Des Tunisiens œuvrent, secrètement, pour faire avorter la transition démocratique, étant hostiles à l’avènement, attendu, de la démocratie et redoutant ses conséquences néfastes sur leurs privilèges, abusivement acquis, sous les anciens régimes. Ils ne veulent pas d’un peuple fier et libre, souverain, maître de sa destinée, respectueux de ses institutions, alerte et vigilant, veillant à la défense de ses intérêts. Ils ne veulent pas de nouveaux dirigeants investis par les urnes, forts de leur légitimité, réellement représentatifs, qui mettront, rapidement, un terme à un ensemble de commerces juteux et de filières lucratives illicites, de pratiques illégales, diverses, qui ont eu pour résultat de dilapider les ressources du pays, corrompre son administration, ruiner son économie, affamer son peuple, augmenter sa dépendance vis-à-vis de l’étranger et freiner son développement.

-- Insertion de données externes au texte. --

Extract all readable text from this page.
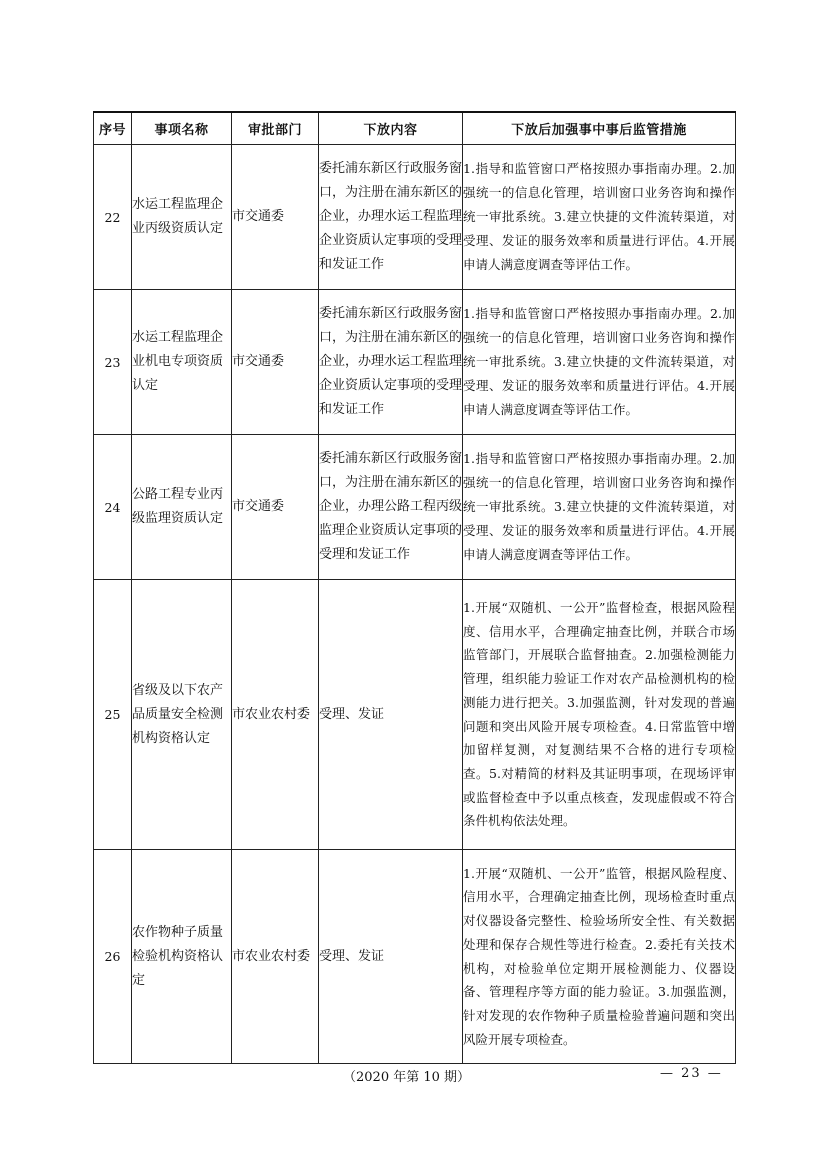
序号	事项名称	审批部门	下放内容	下放后加强事中事后监管措施
22	水运工程监理企业丙级资质认定	市交通委	委托浦东新区行政服务窗口，为注册在浦东新区的企业，办理水运工程监理企业资质认定事项的受理和发证工作	1.指导和监管窗口严格按照办事指南办理。2.加强统一的信息化管理，培训窗口业务咨询和操作统一审批系统。3.建立快捷的文件流转渠道，对受理、发证的服务效率和质量进行评估。4.开展申请人满意度调查等评估工作。
23	水运工程监理企业机电专项资质认定	市交通委	委托浦东新区行政服务窗口，为注册在浦东新区的企业，办理水运工程监理企业资质认定事项的受理和发证工作	1.指导和监管窗口严格按照办事指南办理。2.加强统一的信息化管理，培训窗口业务咨询和操作统一审批系统。3.建立快捷的文件流转渠道，对受理、发证的服务效率和质量进行评估。4.开展申请人满意度调查等评估工作。
24	公路工程专业丙级监理资质认定	市交通委	委托浦东新区行政服务窗口，为注册在浦东新区的企业，办理公路工程丙级监理企业资质认定事项的受理和发证工作	1.指导和监管窗口严格按照办事指南办理。2.加强统一的信息化管理，培训窗口业务咨询和操作统一审批系统。3.建立快捷的文件流转渠道，对受理、发证的服务效率和质量进行评估。4.开展申请人满意度调查等评估工作。
25	省级及以下农产品质量安全检测机构资格认定	市农业农村委	受理、发证	1.开展“双随机、一公开”监督检查，根据风险程度、信用水平，合理确定抽查比例，并联合市场监管部门，开展联合监督抽查。2.加强检测能力管理，组织能力验证工作对农产品检测机构的检测能力进行把关。3.加强监测，针对发现的普遍问题和突出风险开展专项检查。4.日常监管中增加留样复测，对复测结果不合格的进行专项检查。5.对精简的材料及其证明事项，在现场评审或监督检查中予以重点核查，发现虚假或不符合条件机构依法处理。
26	农作物种子质量检验机构资格认定	市农业农村委	受理、发证	1.开展“双随机、一公开”监管，根据风险程度、信用水平，合理确定抽查比例，现场检查时重点对仪器设备完整性、检验场所安全性、有关数据处理和保存合规性等进行检查。2.委托有关技术机构，对检验单位定期开展检测能力、仪器设备、管理程序等方面的能力验证。3.加强监测，针对发现的农作物种子质量检验普遍问题和突出风险开展专项检查。
（2020 年第 10 期）	— 23 —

Les manœuvres des ennemis de la révolution

Depuis la révolution, certaines forces occultes, de véritables cinquièmes colonnes, sont à l’œuvre sur tout le territoire, menant une sournoise campagne ayant pour but de dénigrer le peuple, ternir son image, le faire douter de ses capacités, de son unité et de sa force tout en fomentant des troubles dans différentes régions, en semant la zizanie entre des villages voisins, en provoquant des arrêts de travail monstres et des blocages de route. Elles poussent la perfidie jusqu’à dénoncer dans les medias, la gabegie, le désordre, le débordement et l’insécurité qu’elles ont créés, mettre en cause le comportement peu civique et indigne d’une population, encore immature, qui, laissent-elles entendre, ne peut être gouvernée que d’une poigne de fer et au prix d’un sacrifice des libertés et des droits individuels.

L’épouvantail de l’extrémisme religieux est, aussi, brandi à toute occasion. Les Tunisiens seraient sous l’emprise totale de quelques fanatiques, salafistes et autres islamistes, non moins dangereux. On exagère leur influence. L’exercice de la démocratie, aboutirait, fait-on croire, à la prise du pouvoir par des illuminés qui ne manqueront pas de rétablir la polygamie, maltraiter les femmes, les obliger à porter le voile, les priver de travail et les empêcher de garder la tutelle de leurs enfants.

Les Tunisiens, hommes et femmes, ont, en réalité, fait preuve, tout le long de ces derniers mois de transition, d’une grande maturité et de beaucoup de discipline qui ont forcé le respect et opposé un cinglant démenti à tous les oiseaux de mauvais augure, ennemis de la révolution. Les alliés de l’ancien régime ont beaucoup perdu de leurs capacités de nuire et mènent, actuellement, un combat désespéré pour ne pas avoir à rendre compte de leurs nombreux délits et crimes.

Les Tunisiens, échaudés par de nombreuses années de tromperie, de mensonge, de manipulation et de trahison, ont appris à séparer le bon grain de l’ivraie et n’ont plus besoin de donneurs de leçons pour bien choisir, voter pour les candidats les plus authentiques, les fins connaisseurs de leurs pays, les hommes et femmes de bonne volonté, sincères, qui ne cherchent ni à s’enrichir ni à devenir célèbres et qui sont incapables de trahir ou d’œuvrer contre les intérêts de leur pays. Aux urnes, aux urnes, citoyennes, citoyens ! Votez utile, votez massivement ! L’heure de la liberté a sonné.